Though Salzberg currently works across JHU departments, the Bloomberg Distinguished Professorship, he says, gives him a new freedom—to worry less about grant writing and "focus more on the science and teaching, which is what I'm here to do."
Alexander Szalay
Krieger School of Arts and Sciences, Henry A. Rowland Department of Physics and Astronomy; Whiting School of Engineering, Department of Computer Science
More than 90 percent of the world's data has been created in the last two years alone, and each day we add 2.5 quintillion bytes more. "We've reached a point where we can't continue storing and analyzing data as we've done before. It's time for a different approach," says Alexander Szalay, founding director of the Institute for Data Intensive Engineering and Science at Johns Hopkins.

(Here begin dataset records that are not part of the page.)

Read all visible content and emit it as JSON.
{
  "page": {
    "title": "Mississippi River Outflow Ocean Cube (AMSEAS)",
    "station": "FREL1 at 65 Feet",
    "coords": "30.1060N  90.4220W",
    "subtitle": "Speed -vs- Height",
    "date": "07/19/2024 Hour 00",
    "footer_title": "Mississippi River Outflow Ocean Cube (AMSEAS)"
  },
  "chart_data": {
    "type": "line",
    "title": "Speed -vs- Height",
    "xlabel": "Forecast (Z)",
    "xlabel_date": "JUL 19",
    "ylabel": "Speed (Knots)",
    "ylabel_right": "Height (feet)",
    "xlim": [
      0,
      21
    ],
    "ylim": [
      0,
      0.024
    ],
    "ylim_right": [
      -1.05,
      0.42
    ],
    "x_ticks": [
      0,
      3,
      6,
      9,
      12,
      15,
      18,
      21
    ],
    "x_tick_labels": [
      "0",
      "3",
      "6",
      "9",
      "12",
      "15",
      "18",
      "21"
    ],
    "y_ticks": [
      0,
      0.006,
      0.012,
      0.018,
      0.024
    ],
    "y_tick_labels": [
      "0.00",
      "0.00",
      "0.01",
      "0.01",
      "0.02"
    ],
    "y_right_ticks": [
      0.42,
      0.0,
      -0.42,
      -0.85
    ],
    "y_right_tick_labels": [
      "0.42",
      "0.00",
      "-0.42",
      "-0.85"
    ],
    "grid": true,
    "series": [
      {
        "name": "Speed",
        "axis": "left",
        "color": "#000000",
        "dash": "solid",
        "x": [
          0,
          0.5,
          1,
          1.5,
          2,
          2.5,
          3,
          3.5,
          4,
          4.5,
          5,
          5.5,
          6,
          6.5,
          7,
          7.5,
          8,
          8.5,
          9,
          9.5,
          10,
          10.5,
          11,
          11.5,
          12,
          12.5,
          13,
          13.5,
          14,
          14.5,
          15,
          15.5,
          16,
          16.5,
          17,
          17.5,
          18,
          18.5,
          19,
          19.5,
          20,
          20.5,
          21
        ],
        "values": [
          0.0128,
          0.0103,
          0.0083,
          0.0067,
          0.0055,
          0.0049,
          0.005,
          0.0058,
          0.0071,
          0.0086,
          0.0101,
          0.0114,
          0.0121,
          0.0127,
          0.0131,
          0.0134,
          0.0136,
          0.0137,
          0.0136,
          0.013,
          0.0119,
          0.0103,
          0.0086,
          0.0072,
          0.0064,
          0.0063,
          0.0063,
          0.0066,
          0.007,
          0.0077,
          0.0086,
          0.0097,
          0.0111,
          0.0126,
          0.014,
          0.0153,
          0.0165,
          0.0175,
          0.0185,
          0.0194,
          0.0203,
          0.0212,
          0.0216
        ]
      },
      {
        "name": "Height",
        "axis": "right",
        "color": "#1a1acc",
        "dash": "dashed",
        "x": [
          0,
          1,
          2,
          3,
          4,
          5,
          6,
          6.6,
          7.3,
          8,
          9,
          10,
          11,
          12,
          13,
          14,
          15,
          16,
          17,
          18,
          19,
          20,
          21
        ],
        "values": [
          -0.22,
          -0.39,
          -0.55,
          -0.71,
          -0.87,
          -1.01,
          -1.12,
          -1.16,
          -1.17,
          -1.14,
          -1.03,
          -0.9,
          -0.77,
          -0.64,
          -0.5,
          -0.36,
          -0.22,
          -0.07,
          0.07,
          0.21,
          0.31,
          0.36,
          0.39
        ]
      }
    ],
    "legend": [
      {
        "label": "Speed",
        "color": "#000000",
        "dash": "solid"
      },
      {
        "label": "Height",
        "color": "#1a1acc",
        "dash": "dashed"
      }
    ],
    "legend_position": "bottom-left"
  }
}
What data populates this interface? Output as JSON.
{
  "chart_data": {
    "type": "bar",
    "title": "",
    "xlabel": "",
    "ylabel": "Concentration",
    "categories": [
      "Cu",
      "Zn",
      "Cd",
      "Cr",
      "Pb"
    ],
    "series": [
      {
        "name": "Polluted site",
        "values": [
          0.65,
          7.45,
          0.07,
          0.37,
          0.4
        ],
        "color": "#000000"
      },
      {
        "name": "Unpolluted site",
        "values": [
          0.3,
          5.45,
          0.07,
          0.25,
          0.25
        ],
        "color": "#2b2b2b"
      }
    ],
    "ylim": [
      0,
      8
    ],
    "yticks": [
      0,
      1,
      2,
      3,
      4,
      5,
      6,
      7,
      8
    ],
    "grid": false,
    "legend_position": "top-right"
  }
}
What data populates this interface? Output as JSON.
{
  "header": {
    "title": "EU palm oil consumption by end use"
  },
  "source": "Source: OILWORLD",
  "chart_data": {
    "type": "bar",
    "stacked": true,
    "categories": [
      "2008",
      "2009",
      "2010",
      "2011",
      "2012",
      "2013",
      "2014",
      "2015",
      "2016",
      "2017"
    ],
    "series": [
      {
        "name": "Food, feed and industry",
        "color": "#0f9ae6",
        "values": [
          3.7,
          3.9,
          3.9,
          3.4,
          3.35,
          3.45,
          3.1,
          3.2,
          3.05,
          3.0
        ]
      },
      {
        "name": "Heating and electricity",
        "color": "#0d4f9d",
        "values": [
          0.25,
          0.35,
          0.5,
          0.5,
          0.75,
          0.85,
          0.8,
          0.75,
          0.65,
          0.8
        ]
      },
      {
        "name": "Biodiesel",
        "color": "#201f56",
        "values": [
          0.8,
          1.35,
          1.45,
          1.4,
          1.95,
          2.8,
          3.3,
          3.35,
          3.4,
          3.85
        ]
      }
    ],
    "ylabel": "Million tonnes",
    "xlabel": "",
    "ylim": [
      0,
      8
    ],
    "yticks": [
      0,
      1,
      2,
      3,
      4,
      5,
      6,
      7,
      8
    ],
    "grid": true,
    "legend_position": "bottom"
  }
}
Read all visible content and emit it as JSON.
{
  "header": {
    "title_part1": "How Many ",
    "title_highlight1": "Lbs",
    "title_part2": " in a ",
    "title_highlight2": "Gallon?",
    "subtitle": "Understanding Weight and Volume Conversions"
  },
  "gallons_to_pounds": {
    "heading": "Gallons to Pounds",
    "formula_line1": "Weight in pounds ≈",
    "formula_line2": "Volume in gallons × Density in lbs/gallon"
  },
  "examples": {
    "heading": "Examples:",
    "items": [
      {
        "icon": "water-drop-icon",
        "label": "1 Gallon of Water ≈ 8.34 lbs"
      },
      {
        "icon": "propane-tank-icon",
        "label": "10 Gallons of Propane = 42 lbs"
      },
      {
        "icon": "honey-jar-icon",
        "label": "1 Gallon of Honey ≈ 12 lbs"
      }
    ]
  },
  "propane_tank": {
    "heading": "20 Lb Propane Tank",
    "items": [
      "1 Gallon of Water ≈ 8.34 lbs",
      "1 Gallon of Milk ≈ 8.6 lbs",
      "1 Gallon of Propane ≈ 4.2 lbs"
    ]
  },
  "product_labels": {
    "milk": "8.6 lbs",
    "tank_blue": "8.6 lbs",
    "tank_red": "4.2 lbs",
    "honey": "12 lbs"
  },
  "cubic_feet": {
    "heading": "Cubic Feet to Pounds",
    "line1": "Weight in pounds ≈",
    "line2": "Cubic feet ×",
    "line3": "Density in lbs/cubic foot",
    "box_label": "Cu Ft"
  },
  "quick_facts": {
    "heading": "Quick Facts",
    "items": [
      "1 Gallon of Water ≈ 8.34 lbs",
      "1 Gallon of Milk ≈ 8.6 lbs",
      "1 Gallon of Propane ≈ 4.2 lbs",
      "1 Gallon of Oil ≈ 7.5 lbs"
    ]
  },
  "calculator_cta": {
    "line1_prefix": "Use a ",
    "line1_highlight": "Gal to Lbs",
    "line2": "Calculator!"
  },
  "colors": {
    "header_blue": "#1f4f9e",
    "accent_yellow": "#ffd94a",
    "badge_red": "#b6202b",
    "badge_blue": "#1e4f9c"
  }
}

Szalay, who has been on the Hopkins faculty since 1989, says his interest in big data began in the early 1990s, when his "day job was entirely astrophysics," and he became a key contributor to the Sloan Digital Sky Survey, a collaboration of 11 institutions that has created the most detailed three-dimensional maps of the universe ever made.
Since then, he has collaborated with Microsoft computer scientist Jim Gray and colleagues at Johns Hopkins to build scientific databases "that changed the way we do astronomy" and democratized access to supercomputer simulations.
It's a model that other disciplines want to emulate. Szalay, who is a professor in the Department of Computer Science as well as an Alumni Centennial Professor of Astronomy, has already helped build a similar database for radiation oncology, and is now collaborating on designing one for high-throughput genomics. His methods, which can be used across the physical and life sciences, are creating "a new paradigm of data-intensive science." The program, Szalay believes, will help the university become "a major player" in the world of high-performance computing.
Szalay also will be teaching a new class in data science, a mix of statistics, computer science, and basic sciences that he thinks will become the fundamental language used by the next generation of scientists.
"The Bloomberg Distinguished Professorships break down a lot of barriers between different schools," says Szalay. "The 'One University' slogan couldn't be recognized in a nicer way."